Kara gözlerini açmaya çalıştı ama başaramadı. Göz kapakları kapalı olmasına rağmen parlak ışığı görebiliyordu. Sol kolunda dayanılmaz bir acı vardı. Sonunda gözlerini açmayı başardı. Yüzünde gözlüğü yoktu ve normal kıyafetleriyle duruyordu. Bir sedyeye bağlanmış, tepesinden bir ışık vuruyor, kolunda bir serum bağlı ve EKG yüzünden kalp atışlarının ritmi odayı dolduruyordu. Odada kimse yoktu. Masadaki saat tam 6 olduğunda bir ses geldi ve serumdan bir şeyler akmaya başladı. Kara'nın gözleri kapandı.

Kendine geldiğinde yine aynı şeyleri yaşıyordu. Gözünü açmayı başardığında her şey çok bulanıktı ve başı çok dönüyordu. Birinin olduğunu gördü.

"Ç-Çıkarın ş-şunu." Kara olabildiğince net konuşmaya çalıştı ama sesi çok titriyordu.

Karşıdaki cevap vermedi. Kara tekrar gözlerini kapadı ve kolundaki acıyı unutmaya çalıştı. Yaklaşık 5-10 dakika içinde biraz kendine gelmişti. Gözlerini tekrar açtı. Karşısında bir kadın endişeli gözlerle ona bakıyordu ama bir yandan da onun "işkencesine" devam ediyordu.

"Sende kimsin?"

"Luthor." Kadın soğuk bir ses ile cevap verdi.

"Ah. Şaşırmadım. Hangi Luthor peşimi bırakır ki.." Kara bakışlarını kadından çekti ve tavanı izlemeye başladı. "Bana ne yapıyorsunuz?"

Kadın cevap vermedi. Ayağa kalkıp Kara'nın serumunu söktü.

"Ne yapıyorsun?!"

"Gardiyanlar 15 dakika sonra hem beni hem seni kontrole gelecek. Kendine yeteri kadar geldiysen hızlıca kaç."

"Anlamıyorum. Neden seni de kontrol ediyorlar? Bana ne yaptınız? Kolumda ne var?" Kolunu veya kafasını kaldırıp koluna bakamıyordu.

"Zaman yok. Kalkabilir misin bir sonraki vardiyayı mı bekleyeceğiz? 10 dakika sonra görüntünü onlara yansıtmam gerekiyor."

"Kimlere?"

"Bilmiyorum."

"Sen kimsin?"

"Kara zaman yok! Kalkabilecek durumda mısın?"

"Benim adımı biliyorsun demek!

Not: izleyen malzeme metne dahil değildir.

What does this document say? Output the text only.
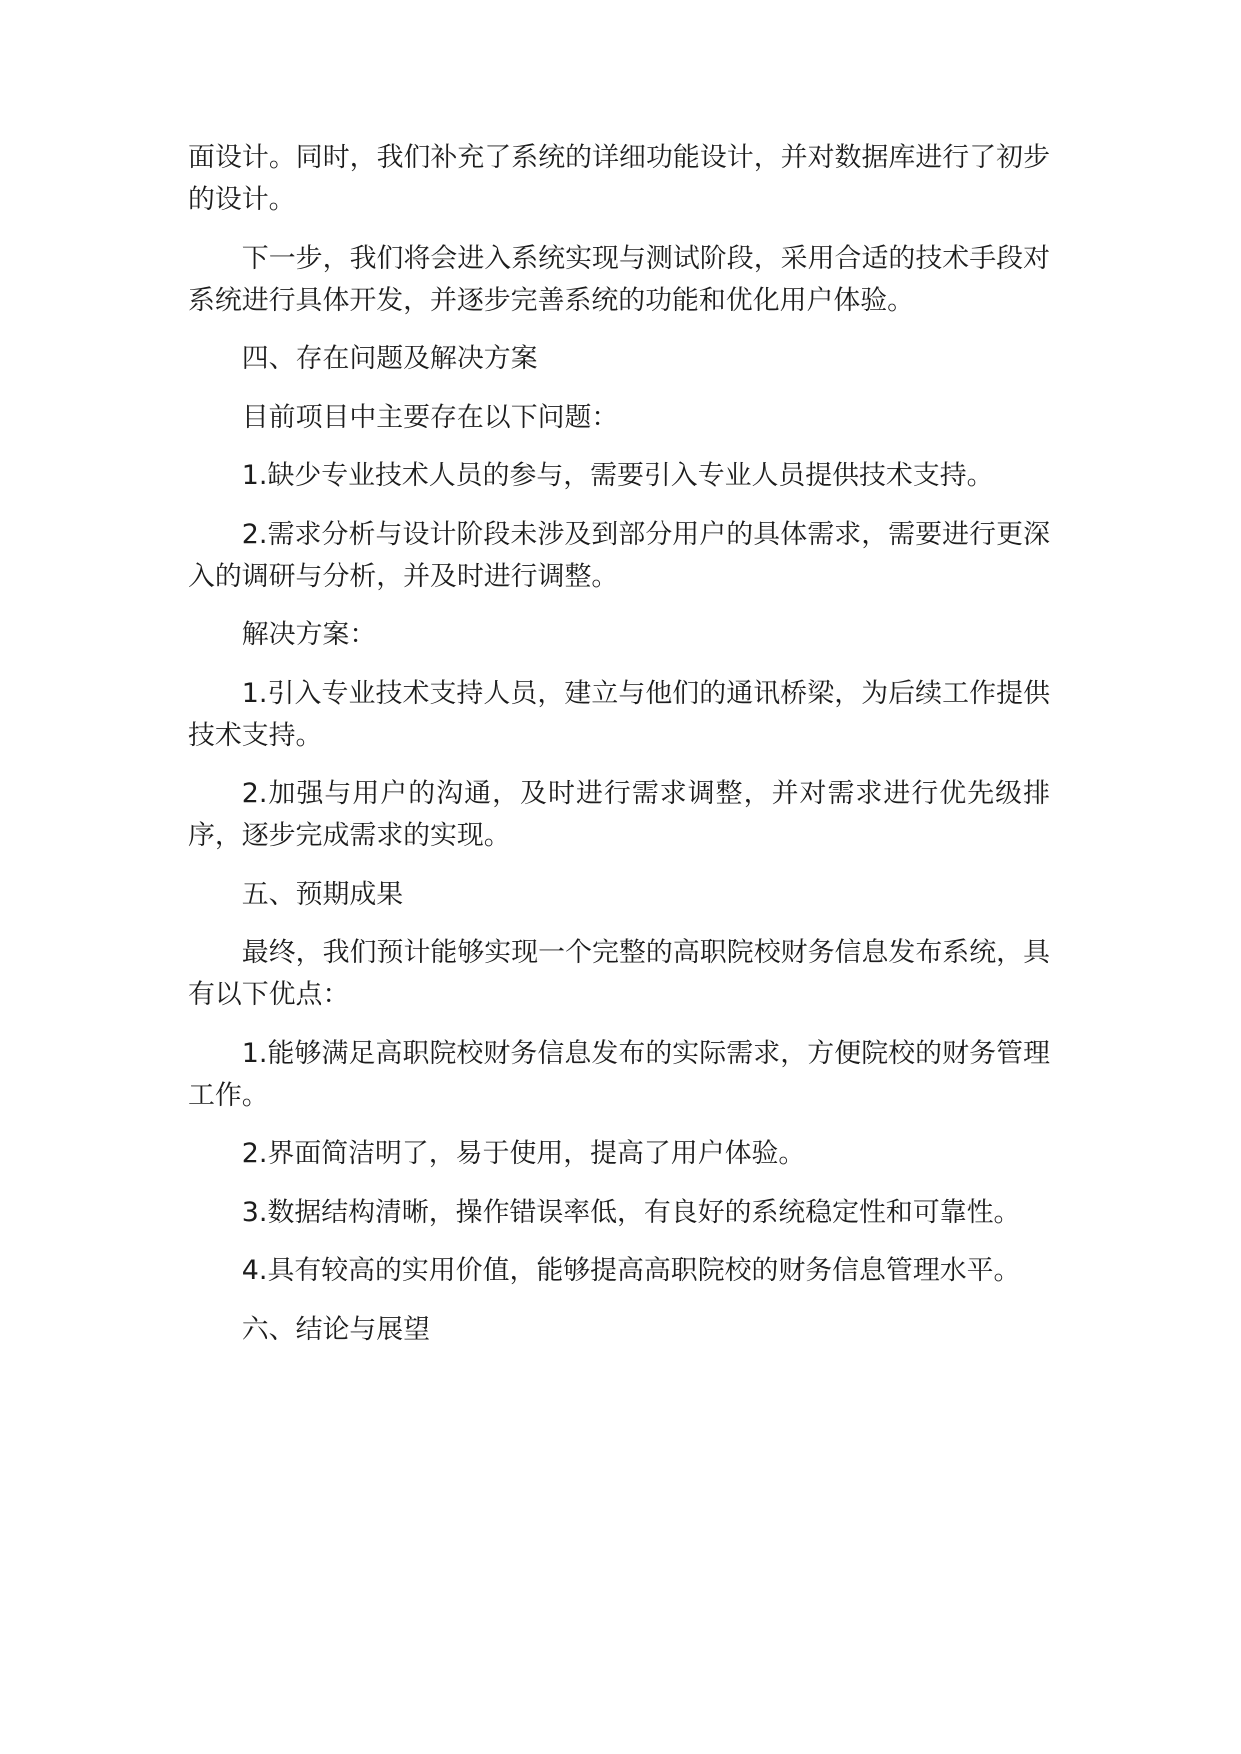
面设计。同时，我们补充了系统的详细功能设计，并对数据库进行了初步的设计。

下一步，我们将会进入系统实现与测试阶段，采用合适的技术手段对系统进行具体开发，并逐步完善系统的功能和优化用户体验。

四、存在问题及解决方案

目前项目中主要存在以下问题：

1.缺少专业技术人员的参与，需要引入专业人员提供技术支持。

2.需求分析与设计阶段未涉及到部分用户的具体需求，需要进行更深入的调研与分析，并及时进行调整。

解决方案：

1.引入专业技术支持人员，建立与他们的通讯桥梁，为后续工作提供技术支持。

2.加强与用户的沟通，及时进行需求调整，并对需求进行优先级排序，逐步完成需求的实现。

五、预期成果

最终，我们预计能够实现一个完整的高职院校财务信息发布系统，具有以下优点：

1.能够满足高职院校财务信息发布的实际需求，方便院校的财务管理工作。

2.界面简洁明了，易于使用，提高了用户体验。

3.数据结构清晰，操作错误率低，有良好的系统稳定性和可靠性。

4.具有较高的实用价值，能够提高高职院校的财务信息管理水平。

六、结论与展望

Neden sana güveneyim? Bu odadan çıktığım anda öldürülmeyeceğimi nerden bilebilirim?"

Masadaki telsizden sesler gelmeye başladı. "Luthor."

"Luthor."

"Luthor."

Kadın hızla ayağa kalktı. "Zamanımız kalmadı. Sessiz ol." Telsizi eline aldı ve derin bir nefes alıp düğmeye bastıktan sonra konuşmaya başladı.

"Burdayım."

"6 dakika sonra görüntüyü aktarmayı unutma. Yoksa ne olacağını biliyorsun."

"Tamam." Telsizi kapattı.

Kara'nın kafası karışmıştı. "Anlamıyorum."

"Üzgünüm."

"Ne için?"

"Bunun için." Kadın Kara'nın serumuna bir ilaç kattı.

"Ne? Ne yaptın?"

Kadın sedyeden uzaklaştı. Üzgündü. "10 dakika dayan."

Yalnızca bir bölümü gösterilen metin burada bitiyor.